Wolff, no entanto, tampouco avança com a exploração desta possibilidade. Até sua AU, sua posição é de suspensão do juízo a respeito da força dos elementos, e de todas as questões que dele dependem, sejam psicológicas, sejam cosmológicas (AU, §.86). Os traços definitivos de um dualismo em Wolff, não obstante, podem ser encontrados em sua psicologia.

A despeito de sua teoria das coisas simples, ao tratar do tema da relação entre alma e corpo na psicologia, Wolff não se volta a uma análise da relação entre as almas e os elementos dos quais os corpos são compostos (isto é, entre as coisas simples, como o faria um monista), mas dedica-se diretamente ao exame da relação entre almas e corpos, de uma perspectiva dualista. No segundo prólogo à DM (1721), tratando deste tema, Wolff refere-se diretamente a esta perspectiva, esclarecendo que conclui, em acordo com o que havia sugerido Leibniz, que “as opiniões de idealistas e materialistas se podem combinar entre si pelos dualistas” (Wolff, 1751/2003, p. xxii). Isto é, aceitando ao mesmo tempo a tese idealista segundo a qual tudo se daria na alma ainda que não houvesse corpo, e a tese materialista de que tudo se daria no corpo ainda que não houvesse alma, os dualistas podem explicar a relação entre corpo e alma pela teoria da harmonia pré-estabelecida. E é precisamente isto que Wolff realiza em sua psicologia, pelo que, portanto, devemos atribuir-lhe uma perspectiva dualista.

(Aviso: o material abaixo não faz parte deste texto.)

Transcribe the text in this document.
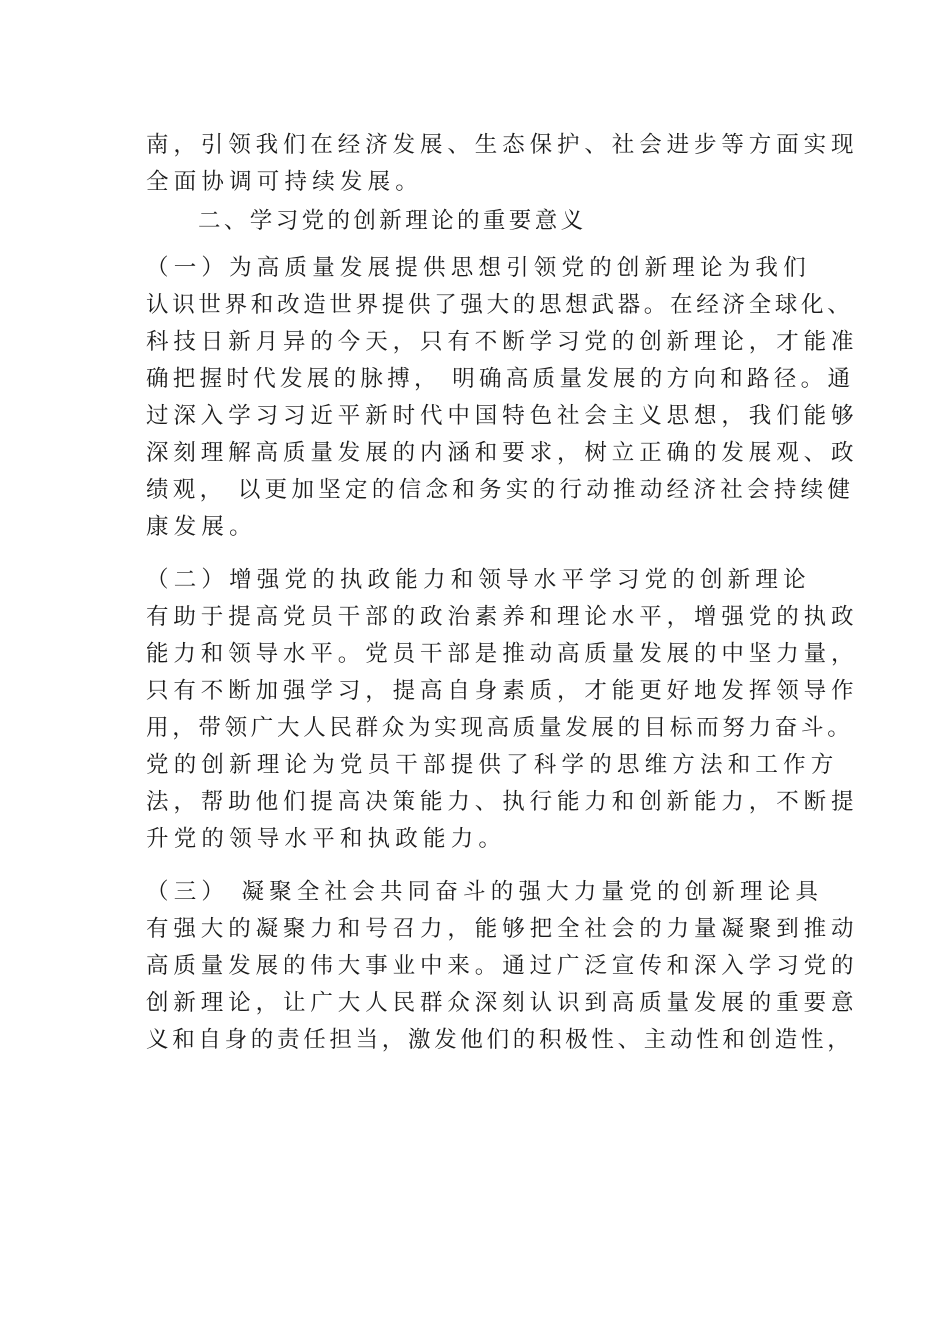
南，引领我们在经济发展、生态保护、社会进步等方面实现
全面协调可持续发展。
二、学习党的创新理论的重要意义
（一）为高质量发展提供思想引领党的创新理论为我们
认识世界和改造世界提供了强大的思想武器。在经济全球化、
科技日新月异的今天，只有不断学习党的创新理论，才能准
确把握时代发展的脉搏， 明确高质量发展的方向和路径。通
过深入学习习近平新时代中国特色社会主义思想，我们能够
深刻理解高质量发展的内涵和要求，树立正确的发展观、政
绩观， 以更加坚定的信念和务实的行动推动经济社会持续健
康发展。
（二）增强党的执政能力和领导水平学习党的创新理论
有助于提高党员干部的政治素养和理论水平，增强党的执政
能力和领导水平。党员干部是推动高质量发展的中坚力量，
只有不断加强学习，提高自身素质，才能更好地发挥领导作
用，带领广大人民群众为实现高质量发展的目标而努力奋斗。
党的创新理论为党员干部提供了科学的思维方法和工作方
法，帮助他们提高决策能力、执行能力和创新能力，不断提
升党的领导水平和执政能力。
（三） 凝聚全社会共同奋斗的强大力量党的创新理论具
有强大的凝聚力和号召力，能够把全社会的力量凝聚到推动
高质量发展的伟大事业中来。通过广泛宣传和深入学习党的
创新理论，让广大人民群众深刻认识到高质量发展的重要意
义和自身的责任担当，激发他们的积极性、主动性和创造性，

Se não queremos ir para além do que o próprio Wolff nos oferece, devemos, portanto, aceitar a presença simultânea em sua psicologia das perspectivas monista e

dualista. A real produção (ou não) de uma unidade entre elas será discutida no capítulo 3, onde vamos contrastar nossos achados com as opiniões presentes na literatura secundária. Por ora, podemos apenas dizer que Wolff parece buscar aqui uma posição autêntica. Como diz em suas AzDM, “esta é a verdadeira índole de um Philosophi

Eclectici, ou um cientista que não jura nenhuma bandeira, mas tudo examina, e mantém

o que conecta entre si na razão, ou se pode trazer em um Systema Harmonicum” (Wolff, 1740/1983a, p. 412, Ad §.647 – ênfase no original).